What more can the FSA do to stimulate the markets?

While there is room for further deregulation in various areas, what is more important is that the FSA meets its self-imposed objective to halve non-performing loans at the leading Japanese banks and stabilize the banking system no later than 2004.

Without a stabilized banking system, individual stimulus measures would not make any meaningful difference.

Has the FSA changed its approach to compliance in the past year?

The overall framework remains unchanged. What was noticeable last year was a greater emphasis being placed on client identification and client vetting. This follows the introduction of client identification legislation in Japan at the beginning of 2003 and more broadly the efforts of US and other regulators in the area of anti-money laundering or anti-terrorist financing.

What practical effect has the Sarbanes-Oxley Act had in Japan?

The Act is a source of concern for US SEC-registered Japanese companies, particularly in relation to governance rules and certification requirements. Yet I do not expect the Act to have an actual impact on the structuring of deals. An SEC-registered Japanese company is subject to the requirements under the Act irrespective of whether its next offering is SEC-registered or purely under Regulation S. However, the Act can potentially hinder more Japanese companies from seeking US listings, as seen in the case of Porsche in Germany.

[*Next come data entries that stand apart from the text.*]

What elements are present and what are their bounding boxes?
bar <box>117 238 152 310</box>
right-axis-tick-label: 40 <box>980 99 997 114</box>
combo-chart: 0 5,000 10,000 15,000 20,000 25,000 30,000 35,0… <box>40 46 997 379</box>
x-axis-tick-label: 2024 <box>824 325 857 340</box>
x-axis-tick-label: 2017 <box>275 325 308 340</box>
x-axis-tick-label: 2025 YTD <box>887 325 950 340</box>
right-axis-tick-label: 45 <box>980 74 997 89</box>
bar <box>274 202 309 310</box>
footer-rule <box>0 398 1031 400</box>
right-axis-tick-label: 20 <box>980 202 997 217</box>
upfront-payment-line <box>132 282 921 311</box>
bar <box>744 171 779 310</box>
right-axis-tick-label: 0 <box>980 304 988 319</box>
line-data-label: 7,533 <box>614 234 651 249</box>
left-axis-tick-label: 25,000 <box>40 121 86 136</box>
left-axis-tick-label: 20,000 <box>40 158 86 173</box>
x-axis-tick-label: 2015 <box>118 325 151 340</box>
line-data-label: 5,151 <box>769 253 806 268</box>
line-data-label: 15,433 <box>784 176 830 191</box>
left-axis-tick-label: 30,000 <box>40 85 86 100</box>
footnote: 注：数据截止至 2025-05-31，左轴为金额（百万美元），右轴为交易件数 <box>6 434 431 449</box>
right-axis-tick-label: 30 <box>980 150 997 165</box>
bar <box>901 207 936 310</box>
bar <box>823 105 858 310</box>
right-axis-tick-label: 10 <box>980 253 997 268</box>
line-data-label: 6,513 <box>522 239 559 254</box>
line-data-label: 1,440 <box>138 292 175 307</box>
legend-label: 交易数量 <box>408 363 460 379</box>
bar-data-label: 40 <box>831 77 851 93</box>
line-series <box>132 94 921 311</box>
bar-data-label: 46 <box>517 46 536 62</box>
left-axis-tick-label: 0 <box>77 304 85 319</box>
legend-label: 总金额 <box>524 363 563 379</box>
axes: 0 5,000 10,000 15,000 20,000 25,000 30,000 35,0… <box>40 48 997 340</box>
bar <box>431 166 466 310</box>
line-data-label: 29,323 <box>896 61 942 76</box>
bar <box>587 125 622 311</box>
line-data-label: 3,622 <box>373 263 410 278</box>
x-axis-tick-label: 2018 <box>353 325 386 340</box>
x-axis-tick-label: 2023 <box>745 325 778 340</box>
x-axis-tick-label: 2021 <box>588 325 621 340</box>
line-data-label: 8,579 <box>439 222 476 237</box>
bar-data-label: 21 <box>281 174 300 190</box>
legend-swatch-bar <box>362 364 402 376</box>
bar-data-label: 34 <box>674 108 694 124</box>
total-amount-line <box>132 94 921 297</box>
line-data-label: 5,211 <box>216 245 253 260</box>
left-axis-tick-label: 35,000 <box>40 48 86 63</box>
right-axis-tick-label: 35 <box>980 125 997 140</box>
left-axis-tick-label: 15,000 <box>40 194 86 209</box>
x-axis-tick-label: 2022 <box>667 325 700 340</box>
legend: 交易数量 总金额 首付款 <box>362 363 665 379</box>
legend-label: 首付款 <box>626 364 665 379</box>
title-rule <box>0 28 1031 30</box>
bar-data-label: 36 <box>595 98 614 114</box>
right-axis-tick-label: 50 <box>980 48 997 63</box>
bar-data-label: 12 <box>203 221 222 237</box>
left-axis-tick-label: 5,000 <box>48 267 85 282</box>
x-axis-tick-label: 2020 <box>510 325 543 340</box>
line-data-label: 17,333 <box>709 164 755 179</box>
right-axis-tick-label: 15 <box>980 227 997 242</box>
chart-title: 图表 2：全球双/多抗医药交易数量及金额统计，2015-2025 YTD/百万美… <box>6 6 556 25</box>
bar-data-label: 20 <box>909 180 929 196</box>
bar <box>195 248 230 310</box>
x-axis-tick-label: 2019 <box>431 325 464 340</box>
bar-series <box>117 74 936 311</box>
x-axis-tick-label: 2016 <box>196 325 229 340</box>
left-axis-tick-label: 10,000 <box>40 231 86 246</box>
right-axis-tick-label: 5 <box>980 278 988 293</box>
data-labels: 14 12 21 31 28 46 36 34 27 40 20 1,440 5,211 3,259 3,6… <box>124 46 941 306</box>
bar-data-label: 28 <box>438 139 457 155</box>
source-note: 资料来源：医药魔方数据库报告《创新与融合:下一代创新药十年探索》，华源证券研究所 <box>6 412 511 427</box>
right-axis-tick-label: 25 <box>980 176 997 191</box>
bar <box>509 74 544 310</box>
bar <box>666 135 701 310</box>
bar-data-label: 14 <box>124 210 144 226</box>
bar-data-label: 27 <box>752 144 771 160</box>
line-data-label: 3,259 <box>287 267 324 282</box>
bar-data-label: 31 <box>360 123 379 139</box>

Is the focus on analyst conflicts affecting your practice?

This is affecting not just our firm but the investment banking industry as a whole. Communication between research analysts and investment bankers is much more restricted than before and compliance officers need to act as gatekeepers between them.

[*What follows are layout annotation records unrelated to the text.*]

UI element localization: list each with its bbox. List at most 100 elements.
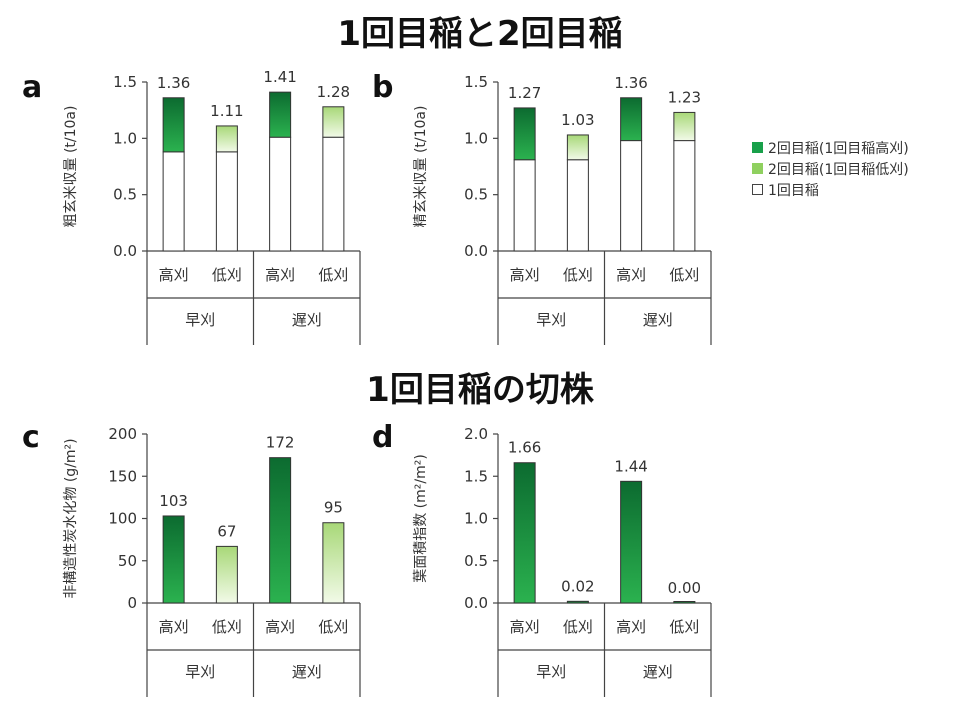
bar-first-crop [513, 159, 536, 252]
y-axis-label: 粗玄米収量 (t/10a) [62, 106, 79, 228]
bar [162, 515, 185, 604]
bar-first-crop [322, 136, 345, 252]
bar-ratoon-crop [322, 106, 345, 138]
category-label: 高刈 [616, 266, 646, 284]
legend-swatch [752, 184, 763, 195]
y-tick-label: 150 [108, 467, 137, 485]
y-tick-label: 200 [108, 425, 137, 443]
bar-first-crop [215, 151, 238, 252]
y-tick-label: 2.0 [464, 425, 488, 443]
y-tick-label: 1.5 [113, 73, 137, 91]
category-label: 高刈 [510, 266, 540, 284]
bar [513, 462, 536, 604]
data-label: 103 [159, 492, 188, 510]
legend-item-ratoon-high: 2回目稲(1回目稲高刈) [752, 137, 909, 158]
legend-swatch [752, 142, 763, 153]
category-label: 低刈 [318, 266, 348, 284]
legend-label: 1回目稲 [768, 182, 819, 199]
y-tick-label: 1.5 [464, 73, 488, 91]
category-label: 低刈 [563, 618, 593, 636]
bar [322, 522, 345, 604]
y-axis-label: 非構造性炭水化物 (g/m²) [63, 438, 79, 598]
data-label: 1.28 [317, 83, 350, 101]
section-title-stubble: 1回目稲の切株 [366, 370, 594, 410]
bar [673, 601, 696, 604]
legend-label: 2回目稲(1回目稲高刈) [768, 140, 909, 157]
y-tick-label: 1.5 [464, 467, 488, 485]
bar-ratoon-crop [620, 97, 643, 142]
group-label: 遅刈 [643, 311, 673, 329]
data-label: 172 [266, 434, 295, 452]
y-tick-label: 50 [118, 552, 137, 570]
bar-first-crop [162, 151, 185, 252]
data-label: 1.36 [614, 74, 647, 92]
y-axis-label: 葉面積指数 (m²/m²) [413, 454, 429, 583]
y-tick-label: 0.0 [464, 242, 488, 260]
bar-ratoon-crop [269, 91, 292, 138]
panel-letter-c: c [22, 420, 40, 455]
y-tick-label: 0 [127, 594, 137, 612]
y-tick-label: 0.5 [113, 186, 137, 204]
data-label: 1.11 [210, 102, 243, 120]
bar-first-crop [673, 140, 696, 252]
category-label: 高刈 [616, 618, 646, 636]
data-label: 1.23 [668, 88, 701, 106]
legend-label: 2回目稲(1回目稲低刈) [768, 161, 909, 178]
data-label: 67 [217, 522, 236, 540]
y-axis-label: 精玄米収量 (t/10a) [412, 106, 429, 228]
data-label: 95 [324, 499, 343, 517]
group-label: 早刈 [185, 663, 215, 681]
category-label: 高刈 [510, 618, 540, 636]
legend-swatch [752, 163, 763, 174]
bar-first-crop [620, 140, 643, 252]
category-label: 低刈 [669, 266, 699, 284]
panel-letter-b: b [372, 70, 394, 105]
y-tick-label: 1.0 [113, 129, 137, 147]
section-title-yield: 1回目稲と2回目稲 [337, 14, 623, 54]
category-label: 低刈 [318, 618, 348, 636]
data-label: 1.27 [508, 84, 541, 102]
data-label: 1.66 [508, 439, 541, 457]
group-label: 早刈 [185, 311, 215, 329]
y-tick-label: 100 [108, 510, 137, 528]
category-label: 高刈 [159, 618, 189, 636]
legend-item-ratoon-low: 2回目稲(1回目稲低刈) [752, 158, 909, 179]
y-tick-label: 0.0 [113, 242, 137, 260]
bar-first-crop [566, 159, 589, 252]
panel-letter-d: d [372, 420, 394, 455]
bar-ratoon-crop [673, 111, 696, 142]
y-tick-label: 0.5 [464, 552, 488, 570]
y-tick-label: 0.5 [464, 186, 488, 204]
bar [269, 457, 292, 604]
data-label: 1.36 [157, 74, 190, 92]
category-label: 低刈 [669, 618, 699, 636]
group-label: 遅刈 [643, 663, 673, 681]
category-label: 高刈 [265, 266, 295, 284]
data-label: 1.41 [263, 68, 296, 86]
group-label: 早刈 [536, 663, 566, 681]
bar-first-crop [269, 136, 292, 252]
data-label: 0.00 [668, 579, 701, 597]
bar [566, 600, 589, 604]
category-label: 高刈 [159, 266, 189, 284]
category-label: 高刈 [265, 618, 295, 636]
bar-ratoon-crop [566, 134, 589, 161]
y-tick-label: 1.0 [464, 510, 488, 528]
data-label: 1.03 [561, 111, 594, 129]
bar [215, 545, 238, 604]
bar-ratoon-crop [215, 125, 238, 153]
y-tick-label: 0.0 [464, 594, 488, 612]
bar [620, 480, 643, 604]
legend-item-first-crop: 1回目稲 [752, 179, 909, 200]
bar-ratoon-crop [162, 97, 185, 153]
group-label: 遅刈 [292, 311, 322, 329]
category-label: 低刈 [212, 618, 242, 636]
bar-ratoon-crop [513, 107, 536, 161]
category-label: 低刈 [563, 266, 593, 284]
legend: 2回目稲(1回目稲高刈) 2回目稲(1回目稲低刈) 1回目稲 [752, 137, 909, 200]
y-tick-label: 1.0 [464, 129, 488, 147]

As at the end of 2003, one big remaining issue in Japan was whether research analysts should be allowed to participate in pitches for new mandates or in roadshows. While the current Japan Securities Dealers Association rules do not prohibit this, investment banks are already taking a cautious approach. I expect the Association's rules to be changed.

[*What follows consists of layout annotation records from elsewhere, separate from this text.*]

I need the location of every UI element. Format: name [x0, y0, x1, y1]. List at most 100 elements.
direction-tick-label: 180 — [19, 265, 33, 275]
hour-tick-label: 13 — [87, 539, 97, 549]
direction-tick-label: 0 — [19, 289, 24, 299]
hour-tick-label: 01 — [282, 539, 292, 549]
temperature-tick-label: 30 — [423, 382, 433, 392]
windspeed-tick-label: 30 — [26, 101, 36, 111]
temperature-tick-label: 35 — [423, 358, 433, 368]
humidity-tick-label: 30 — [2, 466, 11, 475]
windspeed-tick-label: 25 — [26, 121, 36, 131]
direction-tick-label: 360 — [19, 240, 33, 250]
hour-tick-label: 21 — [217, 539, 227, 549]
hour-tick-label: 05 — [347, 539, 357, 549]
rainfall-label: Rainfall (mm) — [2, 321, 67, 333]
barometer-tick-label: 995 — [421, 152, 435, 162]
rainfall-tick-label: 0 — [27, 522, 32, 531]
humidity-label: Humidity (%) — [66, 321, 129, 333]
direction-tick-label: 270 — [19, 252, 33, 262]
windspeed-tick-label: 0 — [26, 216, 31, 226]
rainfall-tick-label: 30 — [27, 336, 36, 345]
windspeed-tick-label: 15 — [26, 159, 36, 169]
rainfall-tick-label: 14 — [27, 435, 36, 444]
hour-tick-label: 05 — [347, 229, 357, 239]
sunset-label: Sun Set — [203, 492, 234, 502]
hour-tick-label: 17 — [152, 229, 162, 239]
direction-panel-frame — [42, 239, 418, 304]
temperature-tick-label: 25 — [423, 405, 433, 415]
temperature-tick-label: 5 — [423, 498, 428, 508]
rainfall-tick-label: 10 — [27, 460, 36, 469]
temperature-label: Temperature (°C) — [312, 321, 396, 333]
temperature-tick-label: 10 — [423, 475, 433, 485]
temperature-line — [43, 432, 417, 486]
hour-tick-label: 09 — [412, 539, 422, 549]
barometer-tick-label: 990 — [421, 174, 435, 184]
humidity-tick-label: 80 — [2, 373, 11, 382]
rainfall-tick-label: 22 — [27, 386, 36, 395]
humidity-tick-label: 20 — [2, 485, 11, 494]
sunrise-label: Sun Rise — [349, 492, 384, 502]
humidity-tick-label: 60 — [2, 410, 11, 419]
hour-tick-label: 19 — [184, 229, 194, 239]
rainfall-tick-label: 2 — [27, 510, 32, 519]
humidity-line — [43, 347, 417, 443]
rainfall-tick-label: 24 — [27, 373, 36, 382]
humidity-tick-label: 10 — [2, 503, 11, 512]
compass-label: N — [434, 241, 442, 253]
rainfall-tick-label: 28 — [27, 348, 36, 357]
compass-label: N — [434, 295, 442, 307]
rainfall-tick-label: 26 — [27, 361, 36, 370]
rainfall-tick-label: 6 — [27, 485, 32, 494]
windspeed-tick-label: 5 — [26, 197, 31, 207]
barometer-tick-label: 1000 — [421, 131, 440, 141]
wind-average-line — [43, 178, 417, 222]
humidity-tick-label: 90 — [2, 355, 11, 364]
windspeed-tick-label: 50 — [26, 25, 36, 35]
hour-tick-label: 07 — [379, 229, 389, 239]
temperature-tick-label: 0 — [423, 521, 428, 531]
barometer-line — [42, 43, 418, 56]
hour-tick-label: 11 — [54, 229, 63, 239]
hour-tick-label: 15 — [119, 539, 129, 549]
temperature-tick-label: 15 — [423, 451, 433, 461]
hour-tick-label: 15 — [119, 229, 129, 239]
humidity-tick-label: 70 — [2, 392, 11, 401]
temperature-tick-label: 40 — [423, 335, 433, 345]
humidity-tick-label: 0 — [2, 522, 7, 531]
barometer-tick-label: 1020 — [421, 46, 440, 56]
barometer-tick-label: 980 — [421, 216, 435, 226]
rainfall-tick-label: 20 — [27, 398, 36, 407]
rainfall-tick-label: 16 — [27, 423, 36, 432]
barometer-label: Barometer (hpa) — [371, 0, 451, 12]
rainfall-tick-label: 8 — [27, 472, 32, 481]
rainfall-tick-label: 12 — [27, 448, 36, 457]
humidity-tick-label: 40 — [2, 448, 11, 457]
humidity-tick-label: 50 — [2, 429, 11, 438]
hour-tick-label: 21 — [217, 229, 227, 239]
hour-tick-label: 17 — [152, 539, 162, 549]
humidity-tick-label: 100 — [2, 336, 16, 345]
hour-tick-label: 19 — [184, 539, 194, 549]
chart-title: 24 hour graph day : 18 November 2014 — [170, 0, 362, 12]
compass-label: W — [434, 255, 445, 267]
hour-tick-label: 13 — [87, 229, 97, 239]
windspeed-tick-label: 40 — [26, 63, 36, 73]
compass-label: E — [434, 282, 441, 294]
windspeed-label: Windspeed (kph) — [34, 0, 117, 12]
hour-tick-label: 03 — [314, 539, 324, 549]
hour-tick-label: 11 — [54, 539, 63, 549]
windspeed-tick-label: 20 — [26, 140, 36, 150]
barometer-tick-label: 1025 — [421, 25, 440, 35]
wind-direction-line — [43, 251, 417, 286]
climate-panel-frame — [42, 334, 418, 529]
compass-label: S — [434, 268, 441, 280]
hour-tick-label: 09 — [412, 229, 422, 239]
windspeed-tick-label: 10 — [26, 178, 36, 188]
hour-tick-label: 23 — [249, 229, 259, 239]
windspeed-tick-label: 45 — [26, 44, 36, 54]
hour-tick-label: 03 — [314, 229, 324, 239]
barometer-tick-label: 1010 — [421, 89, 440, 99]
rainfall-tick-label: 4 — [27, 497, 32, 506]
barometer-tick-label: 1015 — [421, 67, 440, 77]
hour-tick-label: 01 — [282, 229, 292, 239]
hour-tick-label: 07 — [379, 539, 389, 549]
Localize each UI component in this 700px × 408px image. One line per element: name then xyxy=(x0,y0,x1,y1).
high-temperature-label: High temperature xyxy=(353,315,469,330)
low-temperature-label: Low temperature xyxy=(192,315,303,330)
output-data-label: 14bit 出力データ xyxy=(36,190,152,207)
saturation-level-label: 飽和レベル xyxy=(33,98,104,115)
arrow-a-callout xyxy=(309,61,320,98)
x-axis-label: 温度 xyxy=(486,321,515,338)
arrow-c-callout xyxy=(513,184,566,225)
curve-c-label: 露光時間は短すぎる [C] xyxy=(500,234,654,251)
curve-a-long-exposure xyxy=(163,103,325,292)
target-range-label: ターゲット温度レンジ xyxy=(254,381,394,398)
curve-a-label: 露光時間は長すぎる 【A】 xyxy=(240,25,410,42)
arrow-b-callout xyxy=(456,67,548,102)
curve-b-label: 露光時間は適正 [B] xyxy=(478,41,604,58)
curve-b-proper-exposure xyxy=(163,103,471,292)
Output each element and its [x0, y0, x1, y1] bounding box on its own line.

The Industrial Revitalization Corporation of Japan has had a lot of attention in recent months. Do you think it will be effective?

I am not very optimistic about the IRCJ. The idea is for it to buy distressed loans from banks and revitalize the borrower. However, the dilemma is that the Corporation needs to buy loans low while banks do not want to sell their loans low, given that they have already incurred substantial losses in recent years. Perhaps the IRCJ needs to think about some sort of incentive for the lenders, but this is a difficult issue.

Still, foreign financial institutions remain interested in business opportunities which may come from the IRCJ. For example, we should be able to advise the Corporation as to the restructuring of target companies, and also on future exist strategies for its investments.

What possibilities do you see for corporate defence mechanisms such as poison pills?

Changes to the Commercial Code as of 2002 introduced stock acquisition rights (shinkabu yoyakuken) and also allowed greater flexibility in structuring different classes of shares for Japanese companies. These should make it easier for companies to adopt poison pills.

However, poison pills remain an untested area in Japan, and there is still uncertainty as to whether a poison pill could be seen as materially unfair (and hence subject to an injunction) if the bidder challenges it. A question also remains as to whether a poison pill can be compatible with the "equal treatment of all shareholders" under the Japanese Commercial Code.

On balance, I think poison pills are technically possible in Japan. Perhaps the biggest issue is whether any company wants to be the first to introduce them, because that will probably send the message to the market that the company expects a hostile takeover.

Finally, which area of economic reform needs most attention in 2004 and why?

Pension reforms are the priority for the Koizumi administration this year. Without an action plan to address the large pension fund deficit, and more generally the fiscal deficit, it would remain risky for foreign investors to make long-term investments in the Japanese financial markets.